2.3. Der Senat sieht keinen Grund, von diesen Entscheidungen abzugehen. Das Revisionsrekursverfahren ist daher schon wegen einer analogen Anwendung von § 521a Abs 1 Z 3 ZPO zweiseitig; auf eine „besondere Komplexität der Rechtslage" oder die „Bedeutung der Entscheidung für die Parteien" (6 Ob 99/07p; 10 Ob 107/07v) kommt es daher nicht an. Aus diesem Grund gilt - anders als bei einer nur mit Art 6 EMRK begründeten Zweiseitigkeit des Rechtsmittelverfahrens (6 Ob 24/06g mwN, 8 Ob 129/06p) - die vierwöchige Frist des § 521 Abs 1,
2. Halbsatz ZPO (vgl E. Kodek in Rechberger, ZPO3 § 521 Rz 1; Zechner in Fasching/Konecny² IV/1 § 521 ZPO Rz 10).
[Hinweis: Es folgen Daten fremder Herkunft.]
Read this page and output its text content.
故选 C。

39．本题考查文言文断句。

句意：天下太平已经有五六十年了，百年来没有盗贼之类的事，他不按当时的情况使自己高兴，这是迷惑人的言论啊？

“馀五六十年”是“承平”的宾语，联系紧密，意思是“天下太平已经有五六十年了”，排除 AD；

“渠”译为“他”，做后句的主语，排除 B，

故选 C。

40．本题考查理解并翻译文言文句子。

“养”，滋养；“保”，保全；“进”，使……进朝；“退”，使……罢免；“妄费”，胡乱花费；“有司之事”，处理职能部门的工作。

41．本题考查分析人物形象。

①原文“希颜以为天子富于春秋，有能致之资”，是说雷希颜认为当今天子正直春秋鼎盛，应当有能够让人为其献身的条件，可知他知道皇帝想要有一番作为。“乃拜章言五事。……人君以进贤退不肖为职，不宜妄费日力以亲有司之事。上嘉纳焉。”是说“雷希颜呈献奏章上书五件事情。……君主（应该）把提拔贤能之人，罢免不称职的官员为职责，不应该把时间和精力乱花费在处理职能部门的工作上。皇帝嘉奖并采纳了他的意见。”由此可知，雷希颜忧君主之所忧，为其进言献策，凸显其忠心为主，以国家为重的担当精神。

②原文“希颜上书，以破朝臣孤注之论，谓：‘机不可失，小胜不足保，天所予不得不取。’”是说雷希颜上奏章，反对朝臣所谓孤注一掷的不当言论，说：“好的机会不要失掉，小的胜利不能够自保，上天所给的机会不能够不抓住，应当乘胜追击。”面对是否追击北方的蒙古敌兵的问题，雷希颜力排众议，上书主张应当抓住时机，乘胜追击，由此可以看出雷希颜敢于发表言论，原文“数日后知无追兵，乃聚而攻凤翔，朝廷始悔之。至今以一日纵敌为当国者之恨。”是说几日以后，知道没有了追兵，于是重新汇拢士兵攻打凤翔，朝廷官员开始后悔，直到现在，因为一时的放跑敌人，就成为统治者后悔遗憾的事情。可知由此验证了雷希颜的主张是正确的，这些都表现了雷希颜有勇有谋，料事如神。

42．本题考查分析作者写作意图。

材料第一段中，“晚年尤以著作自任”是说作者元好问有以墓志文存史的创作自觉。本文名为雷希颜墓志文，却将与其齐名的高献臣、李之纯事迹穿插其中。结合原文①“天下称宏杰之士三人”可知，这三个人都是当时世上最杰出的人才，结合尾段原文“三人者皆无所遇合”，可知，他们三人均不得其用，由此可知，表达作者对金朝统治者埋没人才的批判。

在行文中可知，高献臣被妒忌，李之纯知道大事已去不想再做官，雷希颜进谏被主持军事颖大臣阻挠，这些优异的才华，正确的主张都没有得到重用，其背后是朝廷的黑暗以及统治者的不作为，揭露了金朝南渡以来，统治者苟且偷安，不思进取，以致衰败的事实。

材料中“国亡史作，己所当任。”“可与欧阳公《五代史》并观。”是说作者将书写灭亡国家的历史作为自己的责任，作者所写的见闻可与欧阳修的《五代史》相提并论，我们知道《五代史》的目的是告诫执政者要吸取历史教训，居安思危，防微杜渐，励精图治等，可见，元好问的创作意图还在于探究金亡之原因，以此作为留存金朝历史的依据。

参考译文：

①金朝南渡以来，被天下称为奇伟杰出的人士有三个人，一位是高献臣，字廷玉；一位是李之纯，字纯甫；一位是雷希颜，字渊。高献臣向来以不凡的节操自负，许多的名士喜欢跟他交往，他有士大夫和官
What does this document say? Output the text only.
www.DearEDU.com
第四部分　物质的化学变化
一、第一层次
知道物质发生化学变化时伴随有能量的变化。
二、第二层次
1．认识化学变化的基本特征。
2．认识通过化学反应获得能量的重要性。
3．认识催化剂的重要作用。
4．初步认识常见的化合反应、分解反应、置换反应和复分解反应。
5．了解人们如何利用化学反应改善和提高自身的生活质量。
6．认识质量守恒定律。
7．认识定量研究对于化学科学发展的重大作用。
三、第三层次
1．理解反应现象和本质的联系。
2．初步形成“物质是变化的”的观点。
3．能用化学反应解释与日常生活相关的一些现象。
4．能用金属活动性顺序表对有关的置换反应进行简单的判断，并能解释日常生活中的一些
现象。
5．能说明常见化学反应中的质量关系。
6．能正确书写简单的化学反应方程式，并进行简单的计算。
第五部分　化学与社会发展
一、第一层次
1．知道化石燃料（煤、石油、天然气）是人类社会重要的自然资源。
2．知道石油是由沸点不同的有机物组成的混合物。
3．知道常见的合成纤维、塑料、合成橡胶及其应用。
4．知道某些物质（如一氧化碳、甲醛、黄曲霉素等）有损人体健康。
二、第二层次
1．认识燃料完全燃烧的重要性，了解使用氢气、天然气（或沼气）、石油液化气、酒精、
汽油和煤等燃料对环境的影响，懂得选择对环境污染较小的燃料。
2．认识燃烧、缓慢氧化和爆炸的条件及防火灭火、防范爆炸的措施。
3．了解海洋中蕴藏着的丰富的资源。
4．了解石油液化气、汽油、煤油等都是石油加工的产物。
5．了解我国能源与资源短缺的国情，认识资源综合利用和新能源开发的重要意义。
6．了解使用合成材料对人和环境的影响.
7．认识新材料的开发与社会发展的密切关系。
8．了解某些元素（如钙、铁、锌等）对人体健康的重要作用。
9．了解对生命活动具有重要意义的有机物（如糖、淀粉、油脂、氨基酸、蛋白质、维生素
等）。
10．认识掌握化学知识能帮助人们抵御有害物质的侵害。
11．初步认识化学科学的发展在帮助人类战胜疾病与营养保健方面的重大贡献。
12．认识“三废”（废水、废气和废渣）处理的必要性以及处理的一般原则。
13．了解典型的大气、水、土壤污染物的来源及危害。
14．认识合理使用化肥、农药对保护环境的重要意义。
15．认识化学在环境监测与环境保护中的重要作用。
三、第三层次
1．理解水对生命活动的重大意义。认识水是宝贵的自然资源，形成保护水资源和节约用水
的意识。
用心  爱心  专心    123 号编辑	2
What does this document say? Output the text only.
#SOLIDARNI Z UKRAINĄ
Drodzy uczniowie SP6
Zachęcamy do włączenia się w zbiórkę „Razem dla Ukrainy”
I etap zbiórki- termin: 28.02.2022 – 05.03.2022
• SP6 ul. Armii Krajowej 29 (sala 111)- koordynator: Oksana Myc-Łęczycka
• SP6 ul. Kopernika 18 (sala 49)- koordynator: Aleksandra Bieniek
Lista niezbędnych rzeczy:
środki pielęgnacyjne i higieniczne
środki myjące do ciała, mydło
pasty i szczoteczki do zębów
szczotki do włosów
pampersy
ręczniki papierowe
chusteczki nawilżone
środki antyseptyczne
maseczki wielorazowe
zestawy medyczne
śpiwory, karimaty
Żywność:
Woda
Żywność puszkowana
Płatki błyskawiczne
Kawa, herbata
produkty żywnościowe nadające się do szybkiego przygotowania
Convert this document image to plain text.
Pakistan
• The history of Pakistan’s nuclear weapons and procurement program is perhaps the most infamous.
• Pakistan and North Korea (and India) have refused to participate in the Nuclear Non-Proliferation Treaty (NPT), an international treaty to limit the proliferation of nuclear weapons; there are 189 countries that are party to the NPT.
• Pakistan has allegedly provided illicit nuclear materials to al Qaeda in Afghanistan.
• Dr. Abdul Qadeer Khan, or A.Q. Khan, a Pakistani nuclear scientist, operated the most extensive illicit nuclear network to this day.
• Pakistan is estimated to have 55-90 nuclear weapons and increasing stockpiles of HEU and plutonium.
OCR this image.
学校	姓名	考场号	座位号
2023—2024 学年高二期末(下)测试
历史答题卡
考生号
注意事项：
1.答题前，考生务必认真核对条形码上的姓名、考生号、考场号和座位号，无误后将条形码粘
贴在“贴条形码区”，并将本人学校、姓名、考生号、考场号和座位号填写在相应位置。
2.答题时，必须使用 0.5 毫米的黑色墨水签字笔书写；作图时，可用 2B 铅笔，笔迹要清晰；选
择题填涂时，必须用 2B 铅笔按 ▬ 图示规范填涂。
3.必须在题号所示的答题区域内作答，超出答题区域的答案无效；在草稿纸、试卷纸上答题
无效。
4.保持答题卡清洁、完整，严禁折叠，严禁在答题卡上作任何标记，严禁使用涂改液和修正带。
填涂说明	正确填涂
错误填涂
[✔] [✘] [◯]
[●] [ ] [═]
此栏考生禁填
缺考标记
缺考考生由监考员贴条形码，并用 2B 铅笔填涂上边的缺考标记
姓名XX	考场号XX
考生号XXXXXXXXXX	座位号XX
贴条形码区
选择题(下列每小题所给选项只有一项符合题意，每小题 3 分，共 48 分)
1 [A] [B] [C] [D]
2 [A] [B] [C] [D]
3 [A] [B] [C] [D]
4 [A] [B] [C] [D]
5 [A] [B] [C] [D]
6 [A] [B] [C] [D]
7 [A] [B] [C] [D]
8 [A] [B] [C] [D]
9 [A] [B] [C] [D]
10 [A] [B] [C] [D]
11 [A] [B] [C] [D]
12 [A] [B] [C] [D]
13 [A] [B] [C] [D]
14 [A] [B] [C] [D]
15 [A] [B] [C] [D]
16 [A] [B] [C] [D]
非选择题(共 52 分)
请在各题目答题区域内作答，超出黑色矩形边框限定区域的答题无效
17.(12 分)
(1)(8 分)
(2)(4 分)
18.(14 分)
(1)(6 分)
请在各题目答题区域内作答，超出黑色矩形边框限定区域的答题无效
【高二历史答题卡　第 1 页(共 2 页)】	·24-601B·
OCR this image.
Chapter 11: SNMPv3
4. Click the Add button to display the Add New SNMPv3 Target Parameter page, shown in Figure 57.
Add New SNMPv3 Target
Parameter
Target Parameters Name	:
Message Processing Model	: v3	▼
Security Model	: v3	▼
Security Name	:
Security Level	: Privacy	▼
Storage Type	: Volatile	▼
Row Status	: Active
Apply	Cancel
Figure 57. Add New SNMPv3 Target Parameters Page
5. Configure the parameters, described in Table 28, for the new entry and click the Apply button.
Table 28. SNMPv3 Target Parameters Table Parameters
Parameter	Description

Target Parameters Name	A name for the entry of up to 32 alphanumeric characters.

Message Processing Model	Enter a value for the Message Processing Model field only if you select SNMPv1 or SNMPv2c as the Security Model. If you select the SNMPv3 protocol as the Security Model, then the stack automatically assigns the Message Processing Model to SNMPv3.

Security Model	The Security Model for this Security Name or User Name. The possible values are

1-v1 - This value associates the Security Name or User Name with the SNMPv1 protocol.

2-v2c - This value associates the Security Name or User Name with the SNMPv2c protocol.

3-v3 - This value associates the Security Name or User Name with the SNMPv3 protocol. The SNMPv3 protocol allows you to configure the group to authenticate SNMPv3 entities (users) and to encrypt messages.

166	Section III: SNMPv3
Der Kläger hat den Revisionsrekurs daher rechtzeitig eingebracht.
3. Wie bereits oben ausgeführt, hätte auch das Rekursverfahren zweiseitig durchgeführt werden müssen. Das ist nicht geschehen, dem Kläger wurde die Gleichschrift des Rekurses nicht zur Beantwortung zugestellt. Die dadurch begründete Nichtigkeit nach § 477 Abs 1 Z 4 ZPO (RIS-Justiz RS0042158) ist von Amts wegen wahrzunehmen, auch wenn der Kläger in seinem Rechtsmittel nicht darauf Bezug nahm (10 Ob 107/07v, 3 Ob 257/07a; siehe ferner Zechner aaO § 521a ZPO Rz 6 mwN). Die Entscheidung des Rekursgerichts ist daher im Umfang der Anfechtung als nichtig aufzuheben. Davon erfasst ist - wegen ihres akzessorischen Charakters - auch die Entscheidung über die Rekurskosten.
4. Die Kostenentscheidung gründet sich auf § 52 Abs 1 ZPO. Durch den Revisionsrekurs des Klägers ist ein Zwischenstreit über die Zulässigkeit des Widerspruchs entstanden, dessen Kosten nicht das Schicksal der Hauptsache teilen. Der Fall ist auch in diesem Punkt gleich dem Streit über die Zurückweisung einer Klage zu behandeln (vgl dazu RIS-Justiz RS0035955). § 51 ZPO ist nicht anwendbar, weil nur die Entscheidung des Rekursgerichts, nicht aber das davor liegende Verfahren aufgehoben wird.
§ 397a Abs 4 ZPO steht der Annahme eines Zwischenstreits nicht entgegen. Danach ist zwar derjenigen Partei, die den Widerspruch erhoben hat, der Ersatz aller Kosten aufzuerlegen, die durch ihre Versäumung und die Verhandlung über den Widerspruch verursacht worden sind. Zweck dieser Bestimmung ist es jedoch nur, die verspätete Bestreitung des Klagebegehrens wenigstens kostenrechtlich zu sanktionieren; insofern ist sie eine Ausprägung der Kostenseparationsregel des § 48 ZPO (vgl M. Bydlinski, Der Kostenersatz im Zivilprozess [1992] 341; Obermaier, Das Kostenhandbuch [2005] Rz 199). Dieser Zweck erfordert es nicht, dem Beklagten auch die Kosten eines - vom Gesetzgeber offenkundig nicht bedachten - Streits über die Zulässigkeit des Widerspruchs selbst dann aufzuerlegen, wenn er darin obsiegen sollte.